Progesterone support after embryo transfer is carried out to prevent impairment of these functions, as dysfunctions can lead to miscarriage. Medicines are prescribed in an individual dosage according to certain schemes, the choice of which depends on the characteristics of the IVF procedure, and the initial indicators of progesterone in the blood. Support after embryo transfer is carried out with Dufaston (tablet form), Utrozhestan (vaginal suppositories) or Progesterone injections.

Post-embryo estradiol: hormone support

Estradiol is formed in the ovaries and serves as a stimulant for endometrial growth. Under its influence, the optimal structure of the uterine mucosa is created, which is necessary for the correct attachment of the embryos. If the ultrasound reveals an insufficient thickness of the endometrium, drug support is prescribed before the embryo transfer and continues after it. A decrease in estradiol leads to a decrease in progesterone production.

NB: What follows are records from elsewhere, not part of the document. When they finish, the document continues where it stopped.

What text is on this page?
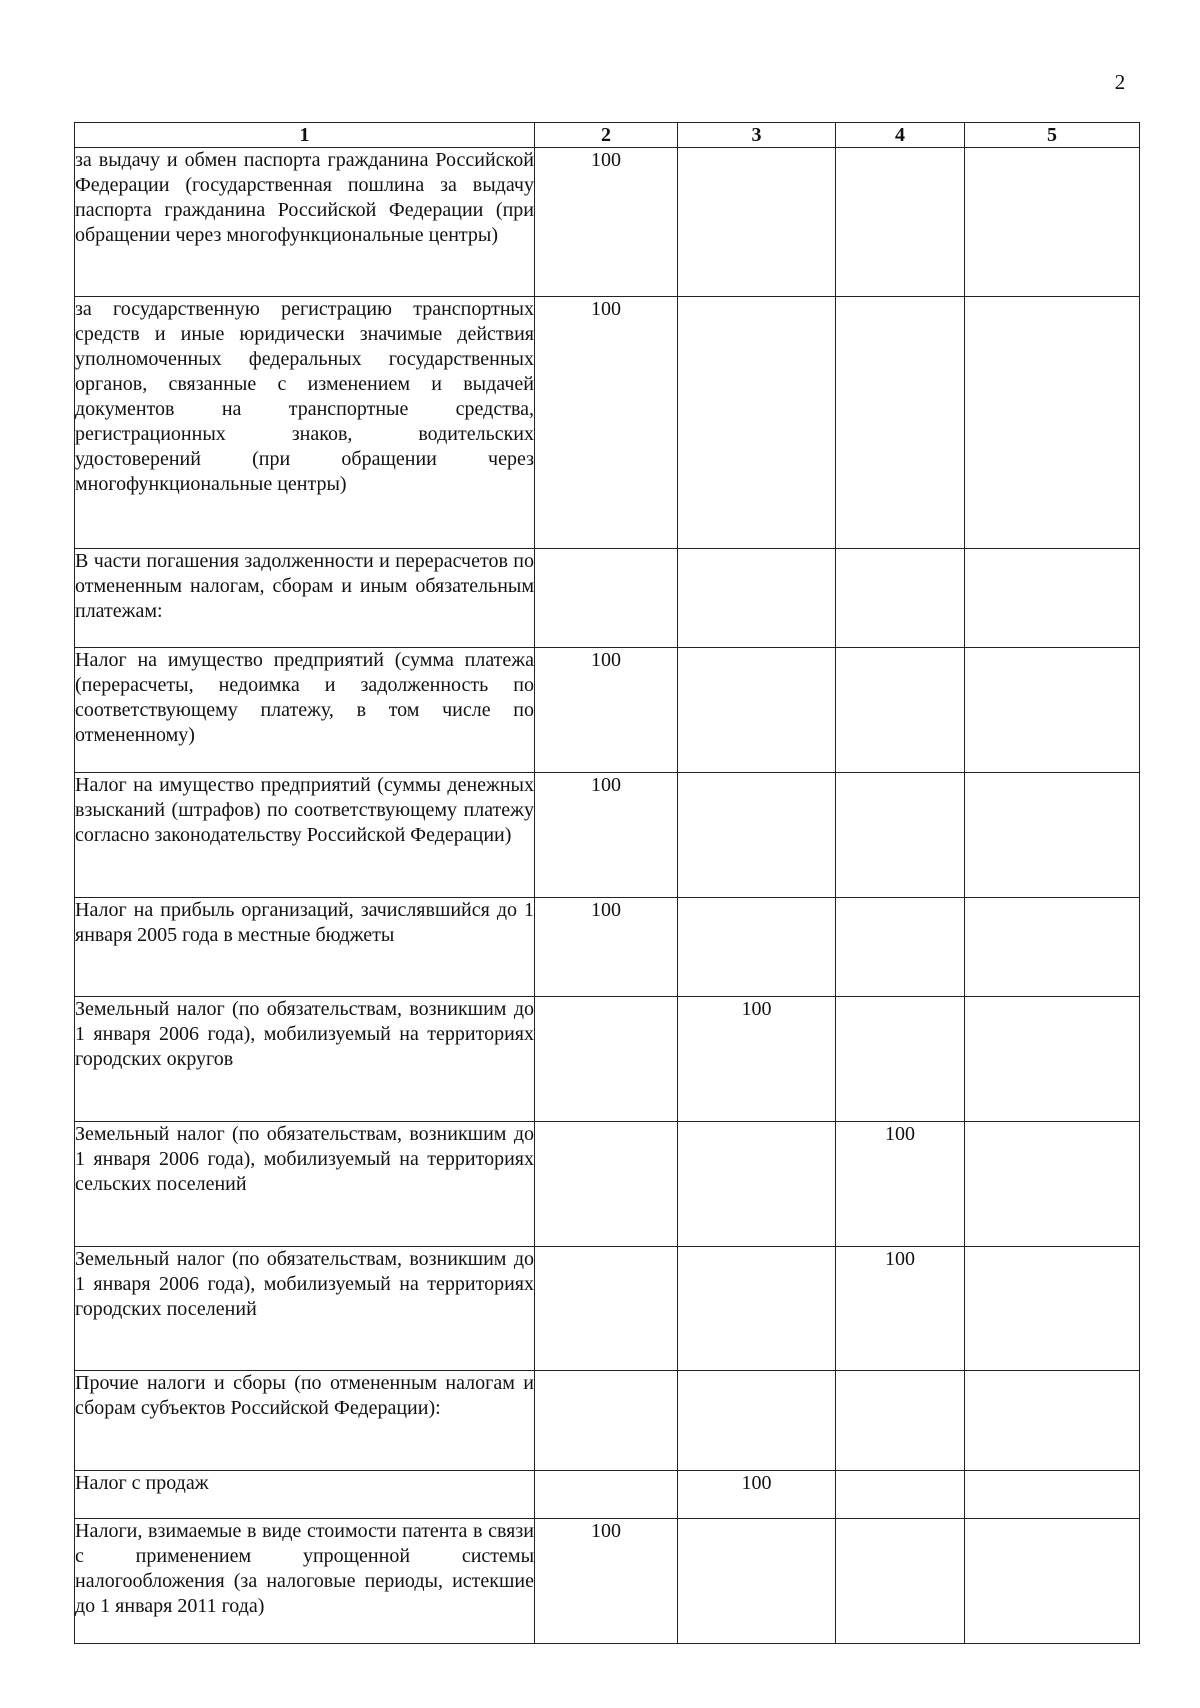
2
1	2	3	4	5
за выдачу и обмен паспорта гражданина Российской Федерации (государственная пошлина за выдачу паспорта гражданина Российской Федерации (при обращении через многофункциональные центры)	100			
за государственную регистрацию транспортных средств и иные юридически значимые действия уполномоченных федеральных государственных органов, связанные с изменением и выдачей документов на транспортные средства, регистрационных знаков, водительских удостоверений (при обращении через многофункциональные центры)	100			
В части погашения задолженности и перерасчетов по отмененным налогам, сборам и иным обязательным платежам:				
Налог на имущество предприятий (сумма платежа (перерасчеты, недоимка и задолженность по соответствующему платежу, в том числе по отмененному)	100			
Налог на имущество предприятий (суммы денежных взысканий (штрафов) по соответствующему платежу согласно законодательству Российской Федерации)	100			
Налог на прибыль организаций, зачислявшийся до 1 января 2005 года в местные бюджеты	100			
Земельный налог (по обязательствам, возникшим до 1 января 2006 года), мобилизуемый на территориях городских округов		100		
Земельный налог (по обязательствам, возникшим до 1 января 2006 года), мобилизуемый на территориях сельских поселений			100	
Земельный налог (по обязательствам, возникшим до 1 января 2006 года), мобилизуемый на территориях городских поселений			100	
Прочие налоги и сборы (по отмененным налогам и сборам субъектов Российской Федерации):				
Налог с продаж		100		
Налоги, взимаемые в виде стоимости патента в связи с применением упрощенной системы налогообложения (за налоговые периоды, истекшие до 1 января 2011 года)	100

Medicines with estradiol analogues are prescribed in the form of gels or tablets. They are widely used:

  • Divigel;
  • Estrogel;
  • Proginova.

Their doses are selected for each patient individually, based on the test results and ultrasound data.

Post-transfer hormonal support is provided until 12-14 weeks of gestation. In the future, the formed placenta takes over the function of producing hormones. If, during the examination, a lack of hormonal substances persists, maintenance with artificial analogs continues for a longer time. The duration of therapy is determined by the attending physician.

After embryo transfer, it is important to follow all the doctor's instructions and follow his recommendations. Self-canceling or renewing drug support is not allowed. This can lead to serious consequences and, as a result, an abortion.